Holmes's second book of lyrics, A Pedlar's Pack (New York, 1906), which was largely written at Holmesdale, contained many exceedingly clever and charming poems, but, with the exception of some fine sonnets, A Pedlar's Pack is verse, while Under a Fool's Cap is genuine poetry. Holmes was an accomplished musician, and his Hempen Homespun Songs (Cincinnati, 1906), mostly written in Dresden, contained fourteen songs set to music, of which four had words by the poet. Of the other ten songs, three were by W. M. Thackeray, two by Alfred de Musset, and Austin Dobson, Henri Chenevers, W. E. Henley, Edgar Allan Poe, and Alfred Tennyson were represented by having one of their songs set to music. This was his only publication in the field of music, and his third and final book. Holmes's last years were spent at the old house in Covington, devoted to arranging his large library, collected from the bookshops of the world, and to his music. His life was one of endless ease, the universal pursuit of wealth being neither necessary nor engaging. He had lived parts of more than forty years of his life at Holmesdale when he left it for the last time in the fall of 1908 to spend the winter at Hot Springs, Virginia, where he died suddenly on December 14, 1908. He had hardly found his grave at Cincinnati before lovers of poetry on both sides of the Atlantic arose and demanded word of his life and works. This demand has been in part supplied by Mr.
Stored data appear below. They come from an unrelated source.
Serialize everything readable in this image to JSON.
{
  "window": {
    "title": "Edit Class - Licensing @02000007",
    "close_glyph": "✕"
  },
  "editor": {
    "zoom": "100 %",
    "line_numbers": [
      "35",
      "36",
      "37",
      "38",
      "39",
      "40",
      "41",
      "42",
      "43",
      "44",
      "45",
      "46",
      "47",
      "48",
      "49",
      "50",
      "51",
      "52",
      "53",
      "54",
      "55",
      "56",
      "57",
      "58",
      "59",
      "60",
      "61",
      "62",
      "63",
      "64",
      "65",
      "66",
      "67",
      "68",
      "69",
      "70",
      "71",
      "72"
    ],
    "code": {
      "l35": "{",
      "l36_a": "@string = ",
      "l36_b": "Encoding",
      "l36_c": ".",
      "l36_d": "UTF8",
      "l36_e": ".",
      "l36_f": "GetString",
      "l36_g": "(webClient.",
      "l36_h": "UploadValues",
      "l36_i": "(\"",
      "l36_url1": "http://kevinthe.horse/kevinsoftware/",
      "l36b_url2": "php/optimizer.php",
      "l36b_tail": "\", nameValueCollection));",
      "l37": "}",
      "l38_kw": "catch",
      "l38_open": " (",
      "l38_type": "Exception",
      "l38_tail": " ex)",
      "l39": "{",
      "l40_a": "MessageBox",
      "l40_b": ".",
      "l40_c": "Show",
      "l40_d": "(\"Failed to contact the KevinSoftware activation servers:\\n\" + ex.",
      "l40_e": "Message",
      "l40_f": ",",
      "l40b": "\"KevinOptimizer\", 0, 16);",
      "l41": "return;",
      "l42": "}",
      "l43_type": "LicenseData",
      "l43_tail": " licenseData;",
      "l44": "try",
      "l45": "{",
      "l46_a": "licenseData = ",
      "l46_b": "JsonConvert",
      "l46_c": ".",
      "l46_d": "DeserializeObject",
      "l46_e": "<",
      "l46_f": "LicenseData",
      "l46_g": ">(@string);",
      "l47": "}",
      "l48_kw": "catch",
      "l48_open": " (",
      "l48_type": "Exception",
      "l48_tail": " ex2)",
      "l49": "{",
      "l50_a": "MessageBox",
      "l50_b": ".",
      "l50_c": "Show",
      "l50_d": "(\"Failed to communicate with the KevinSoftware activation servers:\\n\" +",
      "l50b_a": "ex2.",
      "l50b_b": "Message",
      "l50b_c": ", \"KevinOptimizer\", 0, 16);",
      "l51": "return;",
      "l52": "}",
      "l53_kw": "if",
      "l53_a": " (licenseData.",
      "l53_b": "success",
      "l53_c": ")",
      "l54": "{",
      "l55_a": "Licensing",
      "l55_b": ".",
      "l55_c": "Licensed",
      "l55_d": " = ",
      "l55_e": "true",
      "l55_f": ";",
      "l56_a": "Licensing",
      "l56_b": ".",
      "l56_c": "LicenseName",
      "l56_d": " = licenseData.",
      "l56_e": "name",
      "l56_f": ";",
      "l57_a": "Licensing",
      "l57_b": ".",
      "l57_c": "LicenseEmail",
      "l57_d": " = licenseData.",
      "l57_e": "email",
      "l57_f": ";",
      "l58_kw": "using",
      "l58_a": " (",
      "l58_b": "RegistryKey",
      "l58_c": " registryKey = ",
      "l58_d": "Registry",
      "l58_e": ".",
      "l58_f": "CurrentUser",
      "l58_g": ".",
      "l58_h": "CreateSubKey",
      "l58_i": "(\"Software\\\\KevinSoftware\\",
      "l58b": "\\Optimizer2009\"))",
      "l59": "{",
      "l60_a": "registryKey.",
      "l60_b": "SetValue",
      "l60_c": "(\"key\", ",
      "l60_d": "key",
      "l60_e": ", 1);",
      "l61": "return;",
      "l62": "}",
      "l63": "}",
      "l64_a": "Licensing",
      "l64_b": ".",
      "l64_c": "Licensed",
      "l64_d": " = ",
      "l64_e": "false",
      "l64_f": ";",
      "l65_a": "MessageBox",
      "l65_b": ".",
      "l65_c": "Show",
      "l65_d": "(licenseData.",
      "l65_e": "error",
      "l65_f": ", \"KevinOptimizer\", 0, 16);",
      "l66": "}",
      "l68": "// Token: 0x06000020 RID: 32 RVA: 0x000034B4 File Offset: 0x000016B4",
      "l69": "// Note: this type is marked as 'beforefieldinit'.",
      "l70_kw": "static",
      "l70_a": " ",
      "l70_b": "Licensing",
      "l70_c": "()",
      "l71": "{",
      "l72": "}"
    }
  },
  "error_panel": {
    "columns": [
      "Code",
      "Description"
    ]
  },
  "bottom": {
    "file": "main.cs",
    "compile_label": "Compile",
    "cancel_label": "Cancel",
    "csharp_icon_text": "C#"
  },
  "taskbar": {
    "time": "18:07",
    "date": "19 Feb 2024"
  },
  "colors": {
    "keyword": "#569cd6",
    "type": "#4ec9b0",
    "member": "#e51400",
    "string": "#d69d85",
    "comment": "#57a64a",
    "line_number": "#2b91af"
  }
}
Thomas B. Mosher, the Maine publisher, who has exquisitely reprinted Under a Fool's Cap, and written this beautiful tribute to the poet's memory:
"One vital point of interest should be restated: the man who took these old tags of nursery rhymes and fashioned out of them some of the tenderest lyrics ever written was an American by birth and in the doing of this unique thing did it perfectly. That he never repeated these first fine careless raptures is nothing to his discredit. That he did accomplish what he set himself to do with an originality and a proper regard to the quality of his work rather than its quantity is the essential fact; and in his ability to touch a vibrating chord in the hearts of all who have come across these lyrics we feel that the mission of Daniel Henry Holmes was fulfilled both in letter and in spirit."
Bibliography. The Hesperian Tree, edited by J. J. Piatt (Cincinnati, 1900); The Cornhill Magazine (August, 1909), review of Under a Fool's Cap, by Norman Roe; The Bibelot (May, 1910); Under a Fool's Cap (Portland, Maine, 1910; 1911), lovely reprints of the 1884 edition, with Mr. Roe's review and foreword by Mr. Mosher; letters from Mrs. Holmes, the poet's widow, who has recently reopened Holmesdale.